I eventually got desperate and agreed to the consultation. I now see why they force this — they go deep on how you use email, do some real-time customizations, and make sure you know how to use the product. All of this makes users much less likely to churn.

That said, it's surprising that Superhuman, an application with thousands and thousands of users, would make this kind of investment in onboarding new users. For a $30 per month consumer email application, this seems like the definition of something that won't scale.

I recently came across an interview with Superhuman's co-founder, Rahul Vohra, where he talked about the importance of these consultations and was asked if he thinks they can scale. He responded by saying that organizations need to identify the things they do that won't scale and decide which of them they should keep on doing. These are things that, from the outside, may seem small and wasteful but are actually core differentiators consistent with the heart of the organization's strategy and competitive advantage.

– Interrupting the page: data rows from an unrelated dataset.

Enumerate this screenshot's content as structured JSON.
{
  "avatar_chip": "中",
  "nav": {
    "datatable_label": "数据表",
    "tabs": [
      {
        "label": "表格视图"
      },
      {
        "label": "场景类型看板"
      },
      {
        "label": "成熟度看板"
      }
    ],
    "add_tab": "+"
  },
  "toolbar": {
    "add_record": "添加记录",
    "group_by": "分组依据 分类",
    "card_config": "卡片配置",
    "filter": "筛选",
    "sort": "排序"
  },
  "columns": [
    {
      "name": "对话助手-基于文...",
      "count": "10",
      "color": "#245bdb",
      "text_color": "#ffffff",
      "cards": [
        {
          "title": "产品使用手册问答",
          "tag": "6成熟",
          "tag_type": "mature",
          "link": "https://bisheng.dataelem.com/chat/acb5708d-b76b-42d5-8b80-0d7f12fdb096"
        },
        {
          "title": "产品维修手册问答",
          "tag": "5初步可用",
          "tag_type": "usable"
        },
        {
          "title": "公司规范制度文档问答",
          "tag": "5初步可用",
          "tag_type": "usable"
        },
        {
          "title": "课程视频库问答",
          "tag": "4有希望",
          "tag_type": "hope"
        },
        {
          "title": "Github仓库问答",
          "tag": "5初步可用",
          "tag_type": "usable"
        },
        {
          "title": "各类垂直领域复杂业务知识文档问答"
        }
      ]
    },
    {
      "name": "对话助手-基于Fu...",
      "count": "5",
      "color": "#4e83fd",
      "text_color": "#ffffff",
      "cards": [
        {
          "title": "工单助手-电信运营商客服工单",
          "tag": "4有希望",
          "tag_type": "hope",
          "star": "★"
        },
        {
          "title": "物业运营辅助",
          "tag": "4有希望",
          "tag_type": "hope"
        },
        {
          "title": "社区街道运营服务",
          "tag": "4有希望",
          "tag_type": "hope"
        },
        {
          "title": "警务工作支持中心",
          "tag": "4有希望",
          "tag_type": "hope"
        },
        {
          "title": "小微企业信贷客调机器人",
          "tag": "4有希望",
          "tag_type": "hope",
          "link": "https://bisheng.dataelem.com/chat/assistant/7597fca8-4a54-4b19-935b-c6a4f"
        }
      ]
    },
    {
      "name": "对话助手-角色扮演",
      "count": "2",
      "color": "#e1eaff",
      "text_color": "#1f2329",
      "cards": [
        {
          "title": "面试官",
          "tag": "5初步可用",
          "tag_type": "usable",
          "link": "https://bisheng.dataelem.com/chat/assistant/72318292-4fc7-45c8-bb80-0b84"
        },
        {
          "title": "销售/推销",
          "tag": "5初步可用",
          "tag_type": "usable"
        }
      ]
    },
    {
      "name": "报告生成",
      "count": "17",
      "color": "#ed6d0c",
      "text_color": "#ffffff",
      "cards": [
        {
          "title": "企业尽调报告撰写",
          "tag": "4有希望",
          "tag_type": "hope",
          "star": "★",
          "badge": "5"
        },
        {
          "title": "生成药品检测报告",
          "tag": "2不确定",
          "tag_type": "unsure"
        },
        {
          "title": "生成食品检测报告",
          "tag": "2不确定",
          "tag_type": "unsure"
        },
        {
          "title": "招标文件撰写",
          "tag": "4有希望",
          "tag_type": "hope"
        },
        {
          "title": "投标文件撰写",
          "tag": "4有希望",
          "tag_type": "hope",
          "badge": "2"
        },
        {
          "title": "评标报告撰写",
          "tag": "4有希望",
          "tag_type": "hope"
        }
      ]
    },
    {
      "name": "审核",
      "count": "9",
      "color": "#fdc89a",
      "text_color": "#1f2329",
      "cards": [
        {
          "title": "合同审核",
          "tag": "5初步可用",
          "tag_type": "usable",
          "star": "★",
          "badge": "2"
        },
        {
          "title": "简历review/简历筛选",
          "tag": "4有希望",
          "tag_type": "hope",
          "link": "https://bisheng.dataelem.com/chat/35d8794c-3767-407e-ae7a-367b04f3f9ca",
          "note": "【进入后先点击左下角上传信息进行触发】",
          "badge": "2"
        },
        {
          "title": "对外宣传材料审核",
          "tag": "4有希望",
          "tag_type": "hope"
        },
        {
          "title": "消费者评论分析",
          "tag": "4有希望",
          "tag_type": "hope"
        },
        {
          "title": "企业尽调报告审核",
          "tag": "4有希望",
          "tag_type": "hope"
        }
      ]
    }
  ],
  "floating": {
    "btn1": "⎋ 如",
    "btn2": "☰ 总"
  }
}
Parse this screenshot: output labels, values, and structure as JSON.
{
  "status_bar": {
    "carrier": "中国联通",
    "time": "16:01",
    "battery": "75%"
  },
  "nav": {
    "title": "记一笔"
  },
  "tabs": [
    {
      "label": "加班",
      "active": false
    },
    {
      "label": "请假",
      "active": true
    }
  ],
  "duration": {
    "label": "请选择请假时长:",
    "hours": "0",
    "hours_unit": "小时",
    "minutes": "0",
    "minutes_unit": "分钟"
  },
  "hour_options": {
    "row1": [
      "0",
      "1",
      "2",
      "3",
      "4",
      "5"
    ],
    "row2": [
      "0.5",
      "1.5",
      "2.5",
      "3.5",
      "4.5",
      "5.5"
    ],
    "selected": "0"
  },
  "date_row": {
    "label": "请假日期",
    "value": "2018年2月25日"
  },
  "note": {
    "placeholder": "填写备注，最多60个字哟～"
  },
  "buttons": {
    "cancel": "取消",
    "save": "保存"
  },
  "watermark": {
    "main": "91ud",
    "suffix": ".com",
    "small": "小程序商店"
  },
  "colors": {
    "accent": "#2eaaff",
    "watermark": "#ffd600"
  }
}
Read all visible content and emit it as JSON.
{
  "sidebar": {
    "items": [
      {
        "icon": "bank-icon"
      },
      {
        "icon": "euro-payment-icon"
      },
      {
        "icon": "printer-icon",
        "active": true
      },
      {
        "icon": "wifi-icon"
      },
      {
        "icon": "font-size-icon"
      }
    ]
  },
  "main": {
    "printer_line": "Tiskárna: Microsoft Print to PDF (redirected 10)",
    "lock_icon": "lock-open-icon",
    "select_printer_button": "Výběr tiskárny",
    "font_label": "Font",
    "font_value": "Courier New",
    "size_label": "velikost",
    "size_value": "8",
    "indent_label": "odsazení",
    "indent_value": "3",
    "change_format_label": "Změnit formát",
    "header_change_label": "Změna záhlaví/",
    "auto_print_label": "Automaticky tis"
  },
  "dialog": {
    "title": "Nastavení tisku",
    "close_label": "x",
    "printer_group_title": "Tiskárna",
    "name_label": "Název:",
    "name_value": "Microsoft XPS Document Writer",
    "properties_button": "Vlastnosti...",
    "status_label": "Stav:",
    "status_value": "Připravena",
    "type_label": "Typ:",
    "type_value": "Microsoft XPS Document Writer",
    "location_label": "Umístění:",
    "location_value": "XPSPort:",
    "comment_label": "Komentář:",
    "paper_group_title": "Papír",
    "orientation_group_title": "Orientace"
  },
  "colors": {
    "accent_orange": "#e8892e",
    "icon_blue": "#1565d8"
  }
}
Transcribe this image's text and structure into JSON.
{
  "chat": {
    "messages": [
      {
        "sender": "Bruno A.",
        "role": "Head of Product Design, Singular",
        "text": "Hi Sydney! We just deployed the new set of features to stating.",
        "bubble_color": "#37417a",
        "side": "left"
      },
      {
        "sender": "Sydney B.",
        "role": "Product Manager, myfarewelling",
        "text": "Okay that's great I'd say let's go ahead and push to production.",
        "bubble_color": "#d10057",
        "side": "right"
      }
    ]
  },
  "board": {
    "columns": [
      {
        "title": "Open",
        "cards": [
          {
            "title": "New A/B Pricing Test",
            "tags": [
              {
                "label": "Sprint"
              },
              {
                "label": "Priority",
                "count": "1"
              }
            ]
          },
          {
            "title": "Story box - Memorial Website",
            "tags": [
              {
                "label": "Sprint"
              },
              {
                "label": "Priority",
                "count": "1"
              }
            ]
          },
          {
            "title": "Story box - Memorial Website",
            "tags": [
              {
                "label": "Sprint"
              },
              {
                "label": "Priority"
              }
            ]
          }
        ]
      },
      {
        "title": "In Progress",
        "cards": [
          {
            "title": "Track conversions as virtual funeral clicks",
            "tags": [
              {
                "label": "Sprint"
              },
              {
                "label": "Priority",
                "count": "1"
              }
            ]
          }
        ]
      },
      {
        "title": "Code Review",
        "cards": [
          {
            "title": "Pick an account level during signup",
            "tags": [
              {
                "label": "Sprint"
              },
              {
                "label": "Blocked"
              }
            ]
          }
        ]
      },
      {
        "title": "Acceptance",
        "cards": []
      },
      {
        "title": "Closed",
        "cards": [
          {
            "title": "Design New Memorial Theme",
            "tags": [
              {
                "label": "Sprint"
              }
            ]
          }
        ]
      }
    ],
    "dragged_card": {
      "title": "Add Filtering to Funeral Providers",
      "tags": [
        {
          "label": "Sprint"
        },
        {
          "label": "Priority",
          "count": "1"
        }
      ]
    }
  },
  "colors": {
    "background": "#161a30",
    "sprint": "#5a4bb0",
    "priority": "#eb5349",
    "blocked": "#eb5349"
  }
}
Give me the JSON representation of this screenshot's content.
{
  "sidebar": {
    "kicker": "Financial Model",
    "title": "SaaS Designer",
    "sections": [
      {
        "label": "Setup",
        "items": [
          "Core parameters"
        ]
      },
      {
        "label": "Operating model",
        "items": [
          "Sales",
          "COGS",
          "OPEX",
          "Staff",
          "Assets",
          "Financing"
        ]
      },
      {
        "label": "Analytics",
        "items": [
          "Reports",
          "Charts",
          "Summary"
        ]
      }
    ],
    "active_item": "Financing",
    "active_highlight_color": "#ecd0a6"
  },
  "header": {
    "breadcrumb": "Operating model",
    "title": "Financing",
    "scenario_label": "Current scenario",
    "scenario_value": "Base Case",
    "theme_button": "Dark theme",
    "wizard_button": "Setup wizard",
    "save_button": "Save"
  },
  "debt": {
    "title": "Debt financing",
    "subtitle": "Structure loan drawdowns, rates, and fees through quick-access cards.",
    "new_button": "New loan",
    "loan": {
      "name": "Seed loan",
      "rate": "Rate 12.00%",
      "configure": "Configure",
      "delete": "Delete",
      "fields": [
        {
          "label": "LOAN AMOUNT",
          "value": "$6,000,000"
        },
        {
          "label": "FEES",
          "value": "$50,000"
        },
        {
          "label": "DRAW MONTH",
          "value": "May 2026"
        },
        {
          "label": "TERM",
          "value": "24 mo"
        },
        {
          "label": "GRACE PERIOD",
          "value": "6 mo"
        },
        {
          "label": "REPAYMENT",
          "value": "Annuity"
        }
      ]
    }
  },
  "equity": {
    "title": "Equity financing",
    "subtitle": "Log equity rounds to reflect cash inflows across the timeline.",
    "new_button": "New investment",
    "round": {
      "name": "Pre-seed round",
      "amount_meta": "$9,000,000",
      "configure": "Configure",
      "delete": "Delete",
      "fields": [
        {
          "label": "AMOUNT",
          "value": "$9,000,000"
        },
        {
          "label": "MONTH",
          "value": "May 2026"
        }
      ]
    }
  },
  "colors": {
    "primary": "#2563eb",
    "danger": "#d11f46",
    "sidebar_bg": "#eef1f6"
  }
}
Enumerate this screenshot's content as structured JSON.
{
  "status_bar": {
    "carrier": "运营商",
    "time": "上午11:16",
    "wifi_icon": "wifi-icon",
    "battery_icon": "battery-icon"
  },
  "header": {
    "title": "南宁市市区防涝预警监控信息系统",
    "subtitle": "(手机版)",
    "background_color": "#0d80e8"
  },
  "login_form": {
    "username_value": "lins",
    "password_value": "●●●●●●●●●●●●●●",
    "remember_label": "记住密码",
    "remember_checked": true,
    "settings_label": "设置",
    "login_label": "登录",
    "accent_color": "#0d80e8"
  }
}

I've been thinking about this a lot lately. As an organization scales, the things that aren't scaling start to become really obvious. And smart companies find ways to outsource, automate or completely stop doing them.

The hard part of all of this is identifying those things that, on the surface, seem like they obviously won't scale but actually drive big value.

At the Ritz-Carlton, every single employee (even the maintenance folks) has a budget of $2,000 per guest to make things right. On the spot, without asking.

Zocdoc, the medical appointment booking service, sends a $10 Amazon gift card to users every time a doctor reschedules an appointment.

Zappos maintains a 24/7 call center, posts their phone number on every page of their website, and doesn’t have a phone tree.

In the early days, most startups will tend to overinvest in high-touch and high-cost activities. They have to do this because they're forcing their way into a market. They can't cut corners and scale isn't an issue.

One-on-one product training. High-touch recruiting and employee onboarding. Ultra-fast customer service response times. Even small things like sending hand-written holiday cards to every customer. These are obvious and easy to do in the early days. But many of them won't scale and there’ll be pressure to stop doing them over time.

The easy part is dropping things that don’t scale. The hard part is continuing to do them.